LTC James “Maggie” Megellas is about to turn 99 and is the most decorated officer in the history of the prestigious 82nd Airborne Division. The documentary film entitled Maggie’s War depicts his valor during WWII. If that doesn’t drive you to ask why this man hasn’t received our nation’s highest military honor, then read, All The Way to Berlin depicting his fierce combat experiences from 1943-1945 in the famed battles of Anzio, Operation Market Garden, and the Battle of the Bulge. For his actions, he was awarded the Distinguished Service Cross, two silver stars, two bronze stars, and two purple hearts. And while these awards express our nation’s appreciation for his actions, we fall short of full and appropriate recognition of this living American legend.
An American Hero
LTC Megellas was wounded during a fierce battle in the deep snow of the mountains outside Naples, Italy in October of 1943. Two months later he took part in the brutal amphibious landing in Anzio where he was wounded for a second time. In September of 1944, he parachuted into the heavily defended Netherlands during Operation Market Garden. Megellas later crossed the Waal River on the outskirts of Nijmegen under exceptionally heavy machine gun fire. In another battle, he personally attacked a machine gun nest and German observation post, shooting his machine gun while carrying a wounded soldier over his shoulder. In December of 1944, Maggie was on the point during the inchoate stages of the Battle of the Bulge. In 1945, after his platoon had entered Belgium through heavy snow and sub-freezing temperatures, his company of less than 30 men attacked and defeated over 200 heavily armed Germans. During the assault of Herresbach, Belgium, Maggie charged (on foot) a German Mark V tank that was firing at his men. After disabling the tank with a hand grenade, then climbed upon the tank and killed the tank’s crew. Maggie Megellas spent two straight years of his life in brutal combat, conducting heroic acts to save his soldiers and defeat America’s enemies.
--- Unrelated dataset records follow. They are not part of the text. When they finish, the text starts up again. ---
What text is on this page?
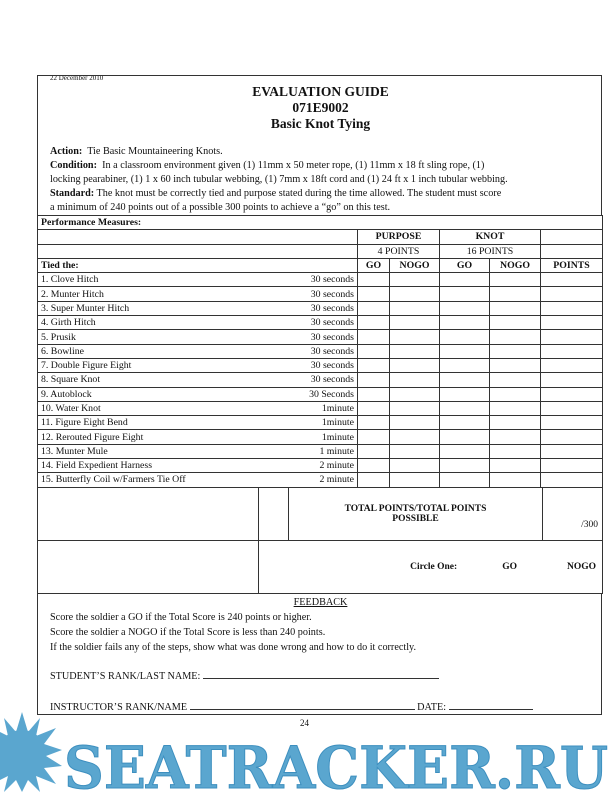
22 December 2010
EVALUATION GUIDE
071E9002
Basic Knot Tying
Action: Tie Basic Mountaineering Knots.
Condition: In a classroom environment given (1) 11mm x 50 meter rope, (1) 11mm x 18 ft sling rope, (1)
locking pearabiner, (1) 1 x 60 inch tubular webbing, (1) 7mm x 18ft cord and (1) 24 ft x 1 inch tubular webbing.
Standard: The knot must be correctly tied and purpose stated during the time allowed. The student must score
a minimum of 240 points out of a possible 300 points to achieve a “go” on this test.
Performance Measures:					
	PURPOSE		KNOT		
	4 POINTS		16 POINTS		
Tied the:	GO	NOGO	GO	NOGO	POINTS
1. Clove Hitch 30 seconds					

2. Munter Hitch 30 seconds					

3. Super Munter Hitch 30 seconds					

4. Girth Hitch 30 seconds					

5. Prusik 30 seconds					

6. Bowline 30 seconds					

7. Double Figure Eight 30 seconds					

8. Square Knot 30 seconds					

9. Autoblock 30 Seconds					

10. Water Knot 1minute					

11. Figure Eight Bend 1minute					

12. Rerouted Figure Eight 1minute					

13. Munter Mule 1 minute					

14. Field Expedient Harness 2 minute					

15. Butterfly Coil w/Farmers Tie Off 2 minute					

		TOTAL POINTS/TOTAL POINTS
POSSIBLE	/300
	Circle One: GO NOGO		
FEEDBACK
Score the soldier a GO if the Total Score is 240 points or higher.
Score the soldier a NOGO if the Total Score is less than 240 points.
If the soldier fails any of the steps, show what was done wrong and how to do it correctly.
STUDENT’S RANK/LAST NAME:
INSTRUCTOR’S RANK/NAME	DATE:
SEATRACKER.RU
24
First, this award is simply long overdue. Second, while Maggie stands erect enjoying the physical stature and mental agility exceeding that of most fifty year olds, time catches up to all of us—even centurion war heroes. Third, President Obama has demonstrated his willingness to correct previously passed-over recipients when the records show they deserve appropriate recognition. In March of 2014, President Obama awarded the Medal of Honor to 24 veterans of WWII, Korea and Vietnam. Most of these recipients were originally passed over, according to a White House press release, due to ethnicity and race discrimination. Maggie, like those men honored in 2014, is a special minority—a courageous Greek-American who took action to protect his fellow soldiers and defend this great nation. Fourth, both the House of Representatives and the US Senate have submitted resolutions for Maggie to receive the Medal of Honor. HR 2082 and S 993 were both introduced on May 21, 2015.
Maggie charged a German Panzer tank while he was on foot running through snow and ice. He crossed a river to fight our enemies under excruciating fire during daylight hours. He jumped into the Netherlands under violent conditions…and much more—because that is what his nation needed. It is time to repay this man and all the men and women he represents back by issuing him the Medal of Honor now!